The panel, asked to recommend on consolidation of government finances, also observed that foreign exchange reserves and currency vulnerability resemble those in the infamous 1990-91 balance of payments crisis. In fact, if no reforms of the type it recommends are undertaken, our economic situation could be worse than in the 1991 crisis, it has warned.
However, this is the worst-case scenario, and the CAD for 2012-13 might actually lie be 3.5-4 per cent of GDP, economists said, due to a rise in services exports and slowing in imports due to a slowing economy.
More, the comparison with 1990-91 seems exaggerated, aver some, as forex reserves are comfortable at $293 billion, as of September 21.
The CAD was 3.9 per cent of GDP in the first quarter ended June, higher than the 3.8 per cent of GDP in the corresponding period last year. In value terms, the CAD was lower at $16.6 bn against $17.5 bn at the same time last year but the CAD-GDP ratio was higher, on account of a lower GDP base in dollar terms.
The rupee was in the 45-48 (to the dollar) range in the first quarter of 2011-12, whereas it was 55-56 in Q1 of 2012-13.
In case of the "do-nothing scenario", the Kelkar report said CAD, 4.2 per cent of GDP in 2011-12, could deteriorate further this year. "CAD could be possibly at 4.3 per cent of GDP this year, at a time when the world market and capitals flows are exceedingly fragile and where financing of this magnitude is creating huge risks for macroeconomic and external stability," it said.
Economists spoken to did not feel India would see a record CAD this year. "It will be about 3.5 per cent of GDP, as imports are declining due to a slowing economy," said D K Joshi, chief economist, CRISIL. YES Bank analysis projects CAD at 3.6 per cent of GDP in 2012-13, on the back of an improvement in net invisible inflows.
The invisibles trade was $25.9 bn in Q1, down from $27.5 bn last year, due to slowing demand from the US and Europe.
Merchandise exports contracted 2.6 per cent in the first quarter and its imports fell 3.6 per cent, narrowing the overall trade deficit to $42.5 bn from $51.5 bn in the fourth quarter of 2011-12. The report went on to add that forex reserves were falling, and the currency especially vulnerable. "The combination is reminiscent of the situation last seen in 1990-91," it said.
In the 1990-91 BoP crisis, CAD was three per cent of GDP. Our gold reserves are at $26.2 bn and forex reserves at $293 bn. In 1991, the latter were at $1.2 bn in January and had depleted 50 per cent by June, where India could finance just three weeks' worth of imports.

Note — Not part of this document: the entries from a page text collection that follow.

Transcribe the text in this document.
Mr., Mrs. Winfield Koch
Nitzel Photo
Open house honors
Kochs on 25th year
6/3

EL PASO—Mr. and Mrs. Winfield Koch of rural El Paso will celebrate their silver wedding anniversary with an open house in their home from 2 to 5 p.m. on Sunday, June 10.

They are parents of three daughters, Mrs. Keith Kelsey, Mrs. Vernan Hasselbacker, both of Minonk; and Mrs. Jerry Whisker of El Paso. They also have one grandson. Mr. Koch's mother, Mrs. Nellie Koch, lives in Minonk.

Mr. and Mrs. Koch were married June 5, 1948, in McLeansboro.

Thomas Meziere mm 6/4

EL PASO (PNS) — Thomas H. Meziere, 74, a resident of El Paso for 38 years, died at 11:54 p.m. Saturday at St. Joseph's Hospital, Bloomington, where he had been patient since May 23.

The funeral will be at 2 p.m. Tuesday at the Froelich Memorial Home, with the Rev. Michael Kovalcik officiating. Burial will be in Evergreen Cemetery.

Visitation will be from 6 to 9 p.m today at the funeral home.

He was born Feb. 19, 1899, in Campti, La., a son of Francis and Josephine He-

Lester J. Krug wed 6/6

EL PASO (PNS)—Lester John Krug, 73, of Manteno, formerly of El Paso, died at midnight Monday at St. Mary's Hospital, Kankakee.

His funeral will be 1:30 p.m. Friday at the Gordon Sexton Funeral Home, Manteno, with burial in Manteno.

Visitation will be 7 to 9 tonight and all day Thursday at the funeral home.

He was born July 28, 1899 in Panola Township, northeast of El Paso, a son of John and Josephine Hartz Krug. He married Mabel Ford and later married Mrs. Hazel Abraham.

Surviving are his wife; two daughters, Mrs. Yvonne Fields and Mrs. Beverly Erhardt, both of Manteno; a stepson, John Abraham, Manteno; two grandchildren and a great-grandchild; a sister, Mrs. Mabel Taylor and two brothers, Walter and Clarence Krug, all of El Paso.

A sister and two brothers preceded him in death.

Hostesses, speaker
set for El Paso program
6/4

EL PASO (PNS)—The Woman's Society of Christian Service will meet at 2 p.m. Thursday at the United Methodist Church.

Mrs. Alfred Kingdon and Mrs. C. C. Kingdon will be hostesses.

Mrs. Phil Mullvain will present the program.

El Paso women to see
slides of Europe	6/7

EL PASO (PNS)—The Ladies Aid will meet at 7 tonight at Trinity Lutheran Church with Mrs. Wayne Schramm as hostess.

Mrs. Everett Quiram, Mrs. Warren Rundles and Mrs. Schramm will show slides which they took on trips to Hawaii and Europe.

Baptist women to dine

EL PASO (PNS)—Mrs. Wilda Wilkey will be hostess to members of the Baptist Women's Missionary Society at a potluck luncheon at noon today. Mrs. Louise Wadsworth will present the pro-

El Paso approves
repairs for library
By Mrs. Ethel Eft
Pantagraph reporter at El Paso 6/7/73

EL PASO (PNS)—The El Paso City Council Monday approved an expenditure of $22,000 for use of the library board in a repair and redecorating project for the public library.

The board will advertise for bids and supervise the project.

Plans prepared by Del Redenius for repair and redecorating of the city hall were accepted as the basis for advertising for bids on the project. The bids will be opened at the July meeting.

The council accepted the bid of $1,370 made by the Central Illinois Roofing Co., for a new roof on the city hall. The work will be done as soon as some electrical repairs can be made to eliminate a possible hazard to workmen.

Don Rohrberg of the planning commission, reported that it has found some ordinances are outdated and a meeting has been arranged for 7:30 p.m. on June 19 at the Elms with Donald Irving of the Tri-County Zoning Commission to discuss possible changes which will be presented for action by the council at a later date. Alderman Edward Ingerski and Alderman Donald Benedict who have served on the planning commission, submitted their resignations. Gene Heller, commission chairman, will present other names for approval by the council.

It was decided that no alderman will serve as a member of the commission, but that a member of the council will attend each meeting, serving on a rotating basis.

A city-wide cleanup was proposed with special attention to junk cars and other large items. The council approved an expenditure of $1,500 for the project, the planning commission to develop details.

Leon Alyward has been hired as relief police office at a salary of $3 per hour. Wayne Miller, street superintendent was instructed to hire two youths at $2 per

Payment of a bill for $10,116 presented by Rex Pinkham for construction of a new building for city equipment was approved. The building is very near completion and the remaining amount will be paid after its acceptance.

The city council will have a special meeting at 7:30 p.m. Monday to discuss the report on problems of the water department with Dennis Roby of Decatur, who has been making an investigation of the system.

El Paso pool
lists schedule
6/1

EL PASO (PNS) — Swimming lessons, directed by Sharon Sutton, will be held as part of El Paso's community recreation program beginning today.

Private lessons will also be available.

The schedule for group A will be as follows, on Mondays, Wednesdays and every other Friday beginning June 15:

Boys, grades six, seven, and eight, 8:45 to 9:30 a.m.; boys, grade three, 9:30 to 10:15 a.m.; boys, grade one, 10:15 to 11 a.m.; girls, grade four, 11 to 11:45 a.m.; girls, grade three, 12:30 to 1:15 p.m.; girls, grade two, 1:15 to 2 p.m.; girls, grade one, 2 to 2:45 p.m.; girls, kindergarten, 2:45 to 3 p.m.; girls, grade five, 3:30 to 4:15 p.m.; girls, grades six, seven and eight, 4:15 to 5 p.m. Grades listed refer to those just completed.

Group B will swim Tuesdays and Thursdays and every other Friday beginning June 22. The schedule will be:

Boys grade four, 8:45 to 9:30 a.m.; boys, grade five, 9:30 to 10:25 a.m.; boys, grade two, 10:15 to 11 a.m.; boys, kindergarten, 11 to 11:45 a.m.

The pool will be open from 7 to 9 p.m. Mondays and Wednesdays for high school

Also in 1991, the rupee had to be devalued by 18-19 per cent against major currencies. Today, it has begun rising again, up four per cent against the dollar in the past 15 days and having closed at a five-month high of 52.85 last week due to heavy capital inflows. "We now the expect rupee to trade close to 52-54 by December and to gradually move towards 50-52 by March," said Shubhada Rao, chief economist, YES Bank.
However, economists agree that the rupee has started appreciating because of the reforms announced by the government on foreign direct investment and fuel price corrections. These lifted market sentiment.
The Kelkar report said the consequences of not quickly taking credible effective measures for correcting the current fiscal deficit is likely to be a sovereign credit downgrade and flight of foreign capital.
"This will invariably further weaken the rupee and negatively impact the capital markets and the banking sector. In addition, the situation leaves little head room for counter-cyclical policy measures in the event of another global crisis," it said. Arun Singh, senior economist, Dun and Bradstreet, said he agreed that CAD was a big concern at the moment and felt it would be around four per cent of GDP in 2012-13. "Exports to the US and Europe are falling, while upward pressure on oil prices remain," he said.